A MENINA QUE NÃO PODIA CRESCER

Certa vez recebi no consultório uma mãe buscando psicoterapia para a filha de 6 anos. A garota apresentava uma mancha avermelhada na testa e os exames laboratoriais descartaram a existência de vitiligo. Então, se considerou o estado psicológico da paciente, identificando fatores emocionais que poderiam agravar o aparecimento e a evolução da lesão.

Não é raro a pessoa procurar o médico, ser examinada, fazer exames e ouvir: “Isso não é nada. É emocional”. Se é emocional, é alguma coisa. Seria pouco sensato esperar a doença se instalar para tomar uma providência. Se existe um fator emocional que está gerando um desconforto, ele precisa ser valorizado.

É sempre bom se perguntar o que pode estar favorecendo o aparecimento dos sintomas.

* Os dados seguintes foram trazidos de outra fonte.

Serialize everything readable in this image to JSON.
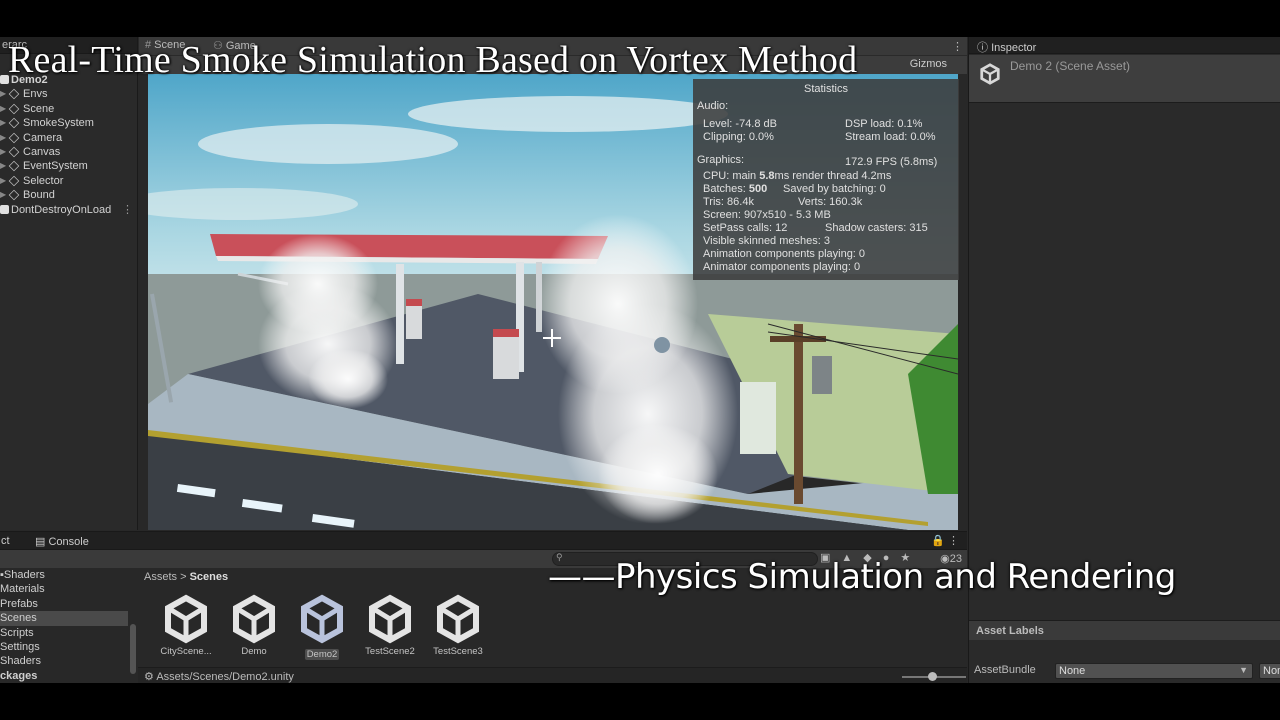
{
  "overlay": {
    "title": "Real-Time Smoke Simulation Based on Vortex Method",
    "subtitle": "——Physics Simulation and Rendering"
  },
  "hierarchy": {
    "tab_label": "erarc",
    "root": "Demo2",
    "items": [
      "Envs",
      "Scene",
      "SmokeSystem",
      "Camera",
      "Canvas",
      "EventSystem",
      "Selector",
      "Bound"
    ],
    "second_root": "DontDestroyOnLoad",
    "more_glyph": "⋮"
  },
  "view": {
    "tabs": [
      {
        "icon": "#",
        "label": "Scene"
      },
      {
        "icon": "⚇",
        "label": "Game"
      }
    ],
    "gizmos_label": "Gizmos",
    "menu_glyph": "⋮"
  },
  "stats": {
    "title": "Statistics",
    "audio_label": "Audio:",
    "level": "Level: -74.8 dB",
    "clipping": "Clipping: 0.0%",
    "dsp": "DSP load: 0.1%",
    "stream": "Stream load: 0.0%",
    "graphics_label": "Graphics:",
    "fps": "172.9 FPS (5.8ms)",
    "cpu_prefix": "CPU: main",
    "cpu_main": "5.8",
    "cpu_suffix": "ms  render thread 4.2ms",
    "batches_prefix": "Batches:",
    "batches": "500",
    "saved": "Saved by batching: 0",
    "tris": "Tris: 86.4k",
    "verts": "Verts: 160.3k",
    "screen": "Screen: 907x510 - 5.3 MB",
    "setpass": "SetPass calls: 12",
    "shadow": "Shadow casters: 315",
    "skinned": "Visible skinned meshes: 3",
    "anim": "Animation components playing: 0",
    "animator": "Animator components playing: 0"
  },
  "inspector": {
    "tab_label": "Inspector",
    "header": "Demo 2 (Scene Asset)",
    "asset_labels": "Asset Labels",
    "assetbundle_label": "AssetBundle",
    "assetbundle_value": "None",
    "assetbundle_variant": "Non"
  },
  "project": {
    "tab_project": "ct",
    "tab_console": "Console",
    "search_count": "23",
    "tree": [
      {
        "label": "Shaders",
        "selected": false,
        "bold": false
      },
      {
        "label": "Materials",
        "selected": false,
        "bold": false
      },
      {
        "label": "Prefabs",
        "selected": false,
        "bold": false
      },
      {
        "label": "Scenes",
        "selected": true,
        "bold": false
      },
      {
        "label": "Scripts",
        "selected": false,
        "bold": false
      },
      {
        "label": "Settings",
        "selected": false,
        "bold": false
      },
      {
        "label": "Shaders",
        "selected": false,
        "bold": false
      },
      {
        "label": "ckages",
        "selected": false,
        "bold": true
      }
    ],
    "breadcrumb_root": "Assets",
    "breadcrumb_sep": ">",
    "breadcrumb_current": "Scenes",
    "assets": [
      {
        "label": "CityScene...",
        "selected": false
      },
      {
        "label": "Demo",
        "selected": false
      },
      {
        "label": "Demo2",
        "selected": true
      },
      {
        "label": "TestScene2",
        "selected": false
      },
      {
        "label": "TestScene3",
        "selected": false
      }
    ],
    "footer_path": "Assets/Scenes/Demo2.unity"
  },
  "colors": {
    "editor_bg": "#282828",
    "stats_bg": "#3c3c3c",
    "roof_red": "#c95058",
    "sky": "#9ecfe0",
    "grass": "#4f9a3a"
  }
}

A reação de cada um está vinculada à genética, ao temperamento, à personalidade, à maneira de perceber e assimilar as situações.

Dentre todas as informações, solicitei também a descrição do funcionamento da família e a comunicação não verbal da mãe revelava que, enquanto havia uma escassez de trocas afetivas com o marido, parecia existir entre ela e a filha um particular entendimento. As características informadas sugeriam uma somatização na infância.

A somatização é um processo que a pessoa usa (consciente ou inconsciente) seu corpo ou sintomas corporais para fins psicológicos(mecanismo de defesa ou compensação) ou para obter ganhos pessoais.

Os sintomas mais comuns são:

– Dores de cabeça, na barriga, na lombar, nas articulações;

– Náusea, diarréia e má digestão;

– Síndrome pseudoneurológica (algum déficit neurológico, não limitado a dor: convulsão, amnésia, alucinações, entre outros);

– Alteração da pele.

Em geral, há um desejo de adquirir o papel de doente para ter ganhos primários (psicológicos e intrapsíquicos) ou secundários (sociais ou interpessoais).

Pode servir como meio de comunicação quando a expressão verbal está bloqueada e também representar uma forma de expressão de sofrimento e desconforto em pessoas que não conseguem reconhecer e verbalizar seus sentimentos.

Neste caso, Paola tem grande dificuldade para expressar que está triste com a organização disfuncional de sua família.

Durante a sessão com os pais, o diálogo entre eles, parece uma conversa entre pessoas que falam idiomas diferentes. A preocupação e ansiedade da mãe não chegam ao marido, e tão pouco suas mensagens de conforto não conseguem tranquilizar a esposa. Quanto mais o pai tenta minimizar um problema, mais a mãe insiste em sua gravidade e menos tem voz ativa dentro de casa.

Com seus sintomas, é Paola que se presta a oferecer à mãe essa voz que, por causa das regras rígidas que prevalecem na família, não pode ser expressa de outro modo. E assim, a preocupação manifestada com a doença da filha, a ansiedade e a declarada incapacidade de enfrentar a situação sozinha, é uma maneira da mãe atrair a atenção do pai para enviar a mensagem: “Necessito da sua ajuda”.

Como Paola vai crescer se, agindo como uma menina “doente”, representa a única voz com que sua mãe pode ter com o seu pai?